¿Qué puede salir mal? Benjamín Prado
Las navidades se van
Las fiestas se vienen, las fiestas se van y nosotros nos iremos y no volveremos más. Lo repiten con alegría los cánticos de mi tierra, pero el carácter de tiovivo que tienen dentro del tiempo las celebraciones familiares esconde la cruz de los recuerdos. Celebrar la vida en un pesebre es también mantener una conversación sobre la muerte. Lo nuestro es pasar, todo pasa y todo queda, nuestras vidas son los ríos, y la poesía se mezcla de manera inevitable con la existencia porque estar de camino supone volver la vista atrás para reconocernos entre las huellas de la niebla. En la orilla de nuestras mesas se sientan muchos seres que forman parte de nosotros y que ya sólo están en la gramática humana de la ausencia.
La muerte no interrumpe las cosas del todo. En el comedor o el cuarto de estar de muchas casas se ha repetido una y otra vez que los muertos siguen vivos con nosotros. Los muertos están vivos mientras los recordamos. Se sientan en una butaca, se meten en la cocina para preparar una receta de siempre, entonan una canción preferida o abren la puerta de cualquier detalle y demuestran que las fotografías, los libros o los vídeos no son espacios cerrados. Sucede todos los días, pero hay fechas que nos recuerdan más esa forma de suceder, ese ir y venir, esa ficción de la realidad de la vida, que no borra los sueños, ni los niega. Prefiere comprender que los sueños son una parte imprescindible de la realidad.
Así que los muertos viven con nosotros. Pero cuando se cumplen años, uno acaba comprendiendo que los vivos también se mueren con los muertos. Perdónenme los sentimientos algo confusos de este artículo, pero ya saben, mísero de mí, que los sueños son sueños confusos a la hora de sentir la vida breve. Es verdad, también los que estamos vivos hemos muerto con los muertos que viven en nuestro recuerdo. Contamos con nuestra memoria y, sin embargo, hemos perdido la parte de nosotros mismos que vivía en la memoria o en los ojos de los que ya no están. Y esa es una parte muy importante de nosotros mismos. Como estamos hablando de las cosas que van de la cuna a la sepultura, pienso en el niño que fui, en mis dos primeros domicilios, la cartera que preparé para ir muchas mañanas al colegio, las curvas de la carretera que cruzaba un viejo coche para acercarme al mar con mis hermanos, los nombres que saltaban de tantas cartas y tantas llamadas telefónicas para tejer los vínculos maternos o paternos de una familia repartida por España. Ahora me saltan dudas, detalles rotos, una sombra, un vacío, y no tengo a quién preguntarle, cómo enterarme de aquello que formó parte de mí y que murió con la memoria de mis mayores.

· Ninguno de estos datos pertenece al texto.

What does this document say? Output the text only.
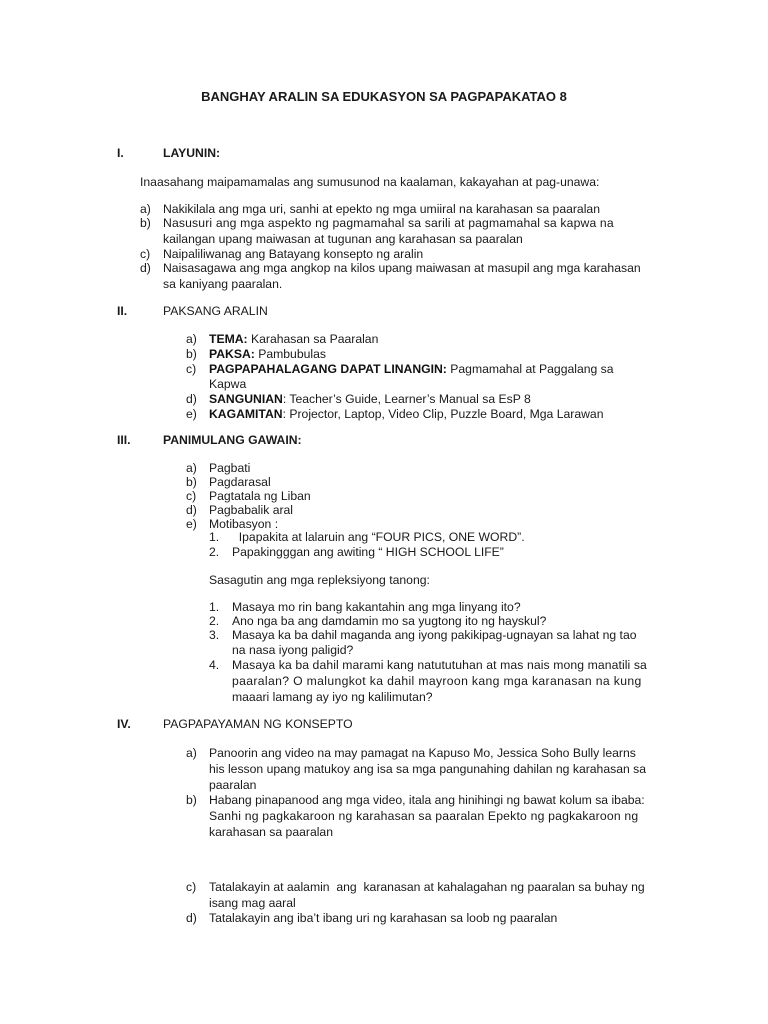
BANGHAY ARALIN SA EDUKASYON SA PAGPAPAKATAO 8
I.	LAYUNIN:
Inaasahang maipamamalas ang sumusunod na kaalaman, kakayahan at pag-unawa:
a) Nakikilala ang mga uri, sanhi at epekto ng mga umiiral na karahasan sa paaralan
b) Nasusuri ang mga aspekto ng pagmamahal sa sarili at pagmamahal sa kapwa na
kailangan upang maiwasan at tugunan ang karahasan sa paaralan
c) Naipaliliwanag ang Batayang konsepto ng aralin
d) Naisasagawa ang mga angkop na kilos upang maiwasan at masupil ang mga karahasan
sa kaniyang paaralan.
II.	PAKSANG ARALIN
a) TEMA: Karahasan sa Paaralan
b) PAKSA: Pambubulas
c) PAGPAPAHALAGANG DAPAT LINANGIN: Pagmamahal at Paggalang sa
Kapwa
d) SANGUNIAN: Teacher’s Guide, Learner’s Manual sa EsP 8
e) KAGAMITAN: Projector, Laptop, Video Clip, Puzzle Board, Mga Larawan
III.	PANIMULANG GAWAIN:
a) Pagbati
b) Pagdarasal
c) Pagtatala ng Liban
d) Pagbabalik aral
e) Motibasyon :
1. Ipapakita at lalaruin ang “FOUR PICS, ONE WORD”.
2. Papakingggan ang awiting “ HIGH SCHOOL LIFE”
Sasagutin ang mga repleksiyong tanong:
1. Masaya mo rin bang kakantahin ang mga linyang ito?
2. Ano nga ba ang damdamin mo sa yugtong ito ng hayskul?
3. Masaya ka ba dahil maganda ang iyong pakikipag-ugnayan sa lahat ng tao
na nasa iyong paligid?
4. Masaya ka ba dahil marami kang natututuhan at mas nais mong manatili sa
paaralan? O malungkot ka dahil mayroon kang mga karanasan na kung
maaari lamang ay iyo ng kalilimutan?
IV.	PAGPAPAYAMAN NG KONSEPTO
a) Panoorin ang video na may pamagat na Kapuso Mo, Jessica Soho Bully learns
his lesson upang matukoy ang isa sa mga pangunahing dahilan ng karahasan sa
paaralan
b) Habang pinapanood ang mga video, itala ang hinihingi ng bawat kolum sa ibaba:
Sanhi ng pagkakaroon ng karahasan sa paaralan Epekto ng pagkakaroon ng
karahasan sa paaralan
c) Tatalakayin at aalamin  ang  karanasan at kahalagahan ng paaralan sa buhay ng
isang mag aaral
d) Tatalakayin ang iba’t ibang uri ng karahasan sa loob ng paaralan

El porvenir, como nos enseñó Ángel González, no es un animal manso y deja de venir a comer de nuestra mano. Por eso no está mal que las navidades se terminen con una carta a los Reyes Magos
Vamos muriendo cuando se apaga la vida de los demás. Y eso no ocurre sólo con los abuelos, abuelas, madres, padres, maestros y maestras, sino con los amigos que nos ayudaron a reescribir el mundo que heredábamos para imaginar todo lo que se abría y se cerraba en la palabra futuro. También están ya repletas de muerte las fotografías más queridas de la juventud, con sus calles, ciudades, librerías, viajes, ilusiones, naufragios, hoteles de una noche, historias personales que se nos han muerto en la muerte de los otros. Y qué decir de la forma que tenemos de morir, aunque sigamos de pie, cuando la muerte dispara demasiado cerca, demasiado cerca, hasta vaciar por dentro las palabras y los pasos del camino. Incluso el sentido de la propia vida puede morir en la muerte de la otra persona. El porvenir, como nos enseñó Ángel González, no es un animal manso y deja de venir a comer de nuestra mano.
Por eso no está mal que las navidades se terminen con una carta a los Reyes Magos.
Porque seguimos vivos, aunque parte de nosotros haya muerto, y estamos rodeados de gente viva que se merece un regalo. Todo pasa y todo queda, pero no está mal que el tiovivo nos invite también a escribirle todos los años una carta al futuro. Este ir y venir merece la pena, sobre todo cuando el fututo le trae carbón a la mala gente que se empeña en hacer el mal a los muertos y a los vivos.